I saw this link but no solution…, Unable to load model state_dict using torch.utils.model_zoo.load_url() - PyTorch Forums
“Maybe that’s what I trained in Google Collab and I just noticed collab uses torch version1.6 where _use_new_zipfile_serialization is True by default”
Maybe “_use_new_zipfile_serialization” is not explicitly set in nano board?

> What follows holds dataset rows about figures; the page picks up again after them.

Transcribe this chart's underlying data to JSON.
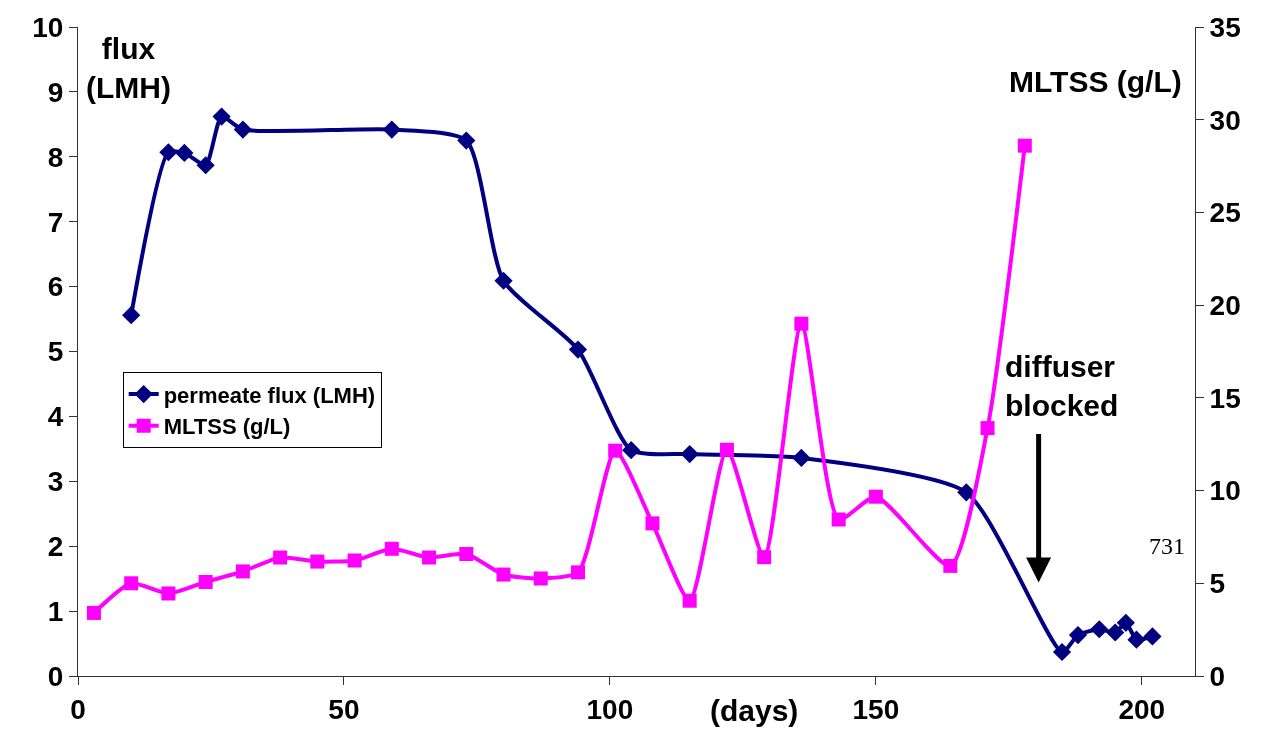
{
  "chart_data": {
    "type": "line",
    "xlabel": "(days)",
    "ylabel": "flux\n(LMH)",
    "y2label": "MLTSS (g/L)",
    "series": [
      {
        "name": "permeate flux (LMH)",
        "color": "#000080",
        "marker": "diamond",
        "x": [
          10,
          17,
          20,
          24,
          27,
          31,
          59,
          73,
          80,
          94,
          104,
          115,
          136,
          167,
          185,
          188,
          192,
          195,
          197,
          199,
          202
        ],
        "values": [
          5.56,
          8.07,
          8.06,
          7.87,
          8.62,
          8.42,
          8.42,
          8.25,
          6.09,
          5.03,
          3.48,
          3.42,
          3.36,
          2.83,
          0.37,
          0.63,
          0.72,
          0.67,
          0.82,
          0.56,
          0.61
        ]
      },
      {
        "name": "MLTSS (g/L)",
        "color": "#ff00ff",
        "marker": "square",
        "axis": "y2",
        "x": [
          3,
          10,
          17,
          24,
          31,
          38,
          45,
          52,
          59,
          66,
          73,
          80,
          87,
          94,
          101,
          108,
          115,
          122,
          129,
          136,
          143,
          150,
          164,
          171,
          178
        ],
        "values": [
          3.4,
          5.0,
          4.45,
          5.07,
          5.64,
          6.39,
          6.17,
          6.23,
          6.86,
          6.39,
          6.58,
          5.47,
          5.26,
          5.59,
          12.15,
          8.23,
          4.06,
          12.2,
          6.41,
          19.0,
          8.44,
          9.67,
          5.94,
          13.37,
          28.6
        ]
      }
    ],
    "xlim": [
      0,
      210
    ],
    "xticks": [
      0,
      50,
      100,
      150,
      200
    ],
    "ylim": [
      0,
      10
    ],
    "yticks": [
      0,
      1,
      2,
      3,
      4,
      5,
      6,
      7,
      8,
      9,
      10
    ],
    "y2lim": [
      0,
      35
    ],
    "y2ticks": [
      0,
      5,
      10,
      15,
      20,
      25,
      30,
      35
    ],
    "legend": "left",
    "annotations": [
      "diffuser\nblocked",
      "731"
    ]
  }
}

Thx

nvidia@nvidia-desktop:~$ cd ~/.cache/torch
nvidia@nvidia-desktop:~/.cache/torch$ ls
hub
nvidia@nvidia-desktop:~/.cache/torch$ cd hub
nvidia@nvidia-desktop:~/.cache/torch/hub$ ls
checkpoints
nvidia@nvidia-desktop:~/.cache/torch/hub$ cd checkpoints/
nvidia@nvidia-desktop:~/.cache/torch/hub/checkpoints$ ls
alexnet-owt-4df8aa71.pth  resnet18-5c106cde.pth  resnet18-f37072fd.pth
nvidia@nvidia-desktop:~/.cache/torch/hub/checkpoints$ rm resnet18-5c106cde.pth 
nvidia@nvidia-desktop:~/.cache/torch/hub/checkpoints$ rm resnet18-f37072fd.pth 
nvidia@nvidia-desktop:~/.cache/torch/hub/checkpoints$ rm alexnet-owt-4df8aa71.pth 
rm: remove write-protected regular file 'alexnet-owt-4df8aa71.pth'? y
nvidia@nvidia-desktop:~/.cache/torch/hub/checkpoints$ ls

etson-inference_2021/python/training/classification$ python3 train.py --model-dir=models/cat_dog data/cat_dog
Use GPU: 0 for training
=> dataset classes:  2 ['cat', 'dog']
=> using pre-trained model 'resnet18'
Downloading: "https://download.pytorch.org/models/resnet18-f37072fd.pth" to /home/nvidia/.cache/torch/hub/checkpoints/resnet18-f37072fd.pth
100%|██████████████████████████████████████| 44.7M/44.7M [00:03<00:00, 11.9MB/s]
Traceback (most recent call last):
  File "train.py", line 506, in <module>
    main()
  File "train.py", line 135, in main
    main_worker(args.gpu, ngpus_per_node, args)
  File "train.py", line 199, in main_worker
    model = models.__dict__[args.arch](pretrained=True)
  File "/home/nvidia/.local/lib/python3.6/site-packages/torchvision/models/resnet.py", line 277, in resnet18
    **kwargs)
  File "/home/nvidia/.local/lib/python3.6/site-packages/torchvision/models/resnet.py", line 263, in _resnet
    progress=progress)
  File "/home/nvidia/.local/lib/python3.6/site-packages/torch/hub.py", line 490, in load_state_dict_from_url
    raise RuntimeError('Only one file(not dir) is allowed in the zipfile')
RuntimeError: Only one file(not dir) is allowed in the zipfile

Dear Dusty,

I tried vgg16 and it works. :>
Restnet and alexnet have problem.

nvidia@nvidia-desktop:~/jetson-inference_2021/python/training/classification$ python3 train.py --model-dir=models/cat_dog data/cat_dog --arch=vgg16
Use GPU: 0 for training
=> dataset classes:  2 ['cat', 'dog']
=> using pre-trained model 'vgg16'
Downloading: "https://download.pytorch.org/models/vgg16-397923af.pth" to /home/nvidia/.cache/torch/hub/checkpoints/vgg16-397923af.pth
100%|█████████████████████████████████████████████████████████████████| 528M/528M [00:46<00:00, 11.8MB/s]
=> reshaped VGG classifier layer with: Linear(in_features=4096, out_features=2, bias=True)
Epoch: [0][  0/625]  Time 68.147 (68.147)  Data  1.212 ( 1.212)  Loss 6.3846e-01 (6.3846e-01)  Acc@1  75.00 ( 75.00)  Acc@5 100.00 (100.00)
Epoch: [0][ 10/625]  Time  1.076 ( 7.507)  Data  0.001 ( 0.157)  Loss nan (nan)  Acc@1  37.50 ( 45.45)  Acc@5 100.00 (100.00)

Dear Dusty,

I can use imagenet to do the inference using vgg16
But when I try imagenet.py

python3 imagenet.py --model=$NET/vgg16.onnx --input_blob=input_0 --output_blob=output_0 --labels=$DATASET/labels.txt \
           $DATASET/test/S $DATASET/test/S_out
  File "imagenet.py", line 68, in <module>
    class_id, confidence = net.Classify(img)
Exception: jetson.inference -- imageNet.Classify() encountered an error classifying the image

Dear Dusty,

googlenet works. :>

python3 imagenet.py --model=$NET/googlenet.onnx --input_blob=input_0 --output_blob=output_0 --labels=$DATASET/labels.txt \
           $DATASET/test/S $DATASET/test/S_out

Thanks for reporting this @AK51 - I cleared my torchhub model cache and retested this on JetPack 4.6.1, and it was able to download and load the resnet18.pth without issue. What version of PyTorch and torchvision are you using?

Hi,

I have finished my small project using googlenet, nevermind. :> Thx

This topic was automatically closed 14 days after the last reply. New replies are no longer allowed.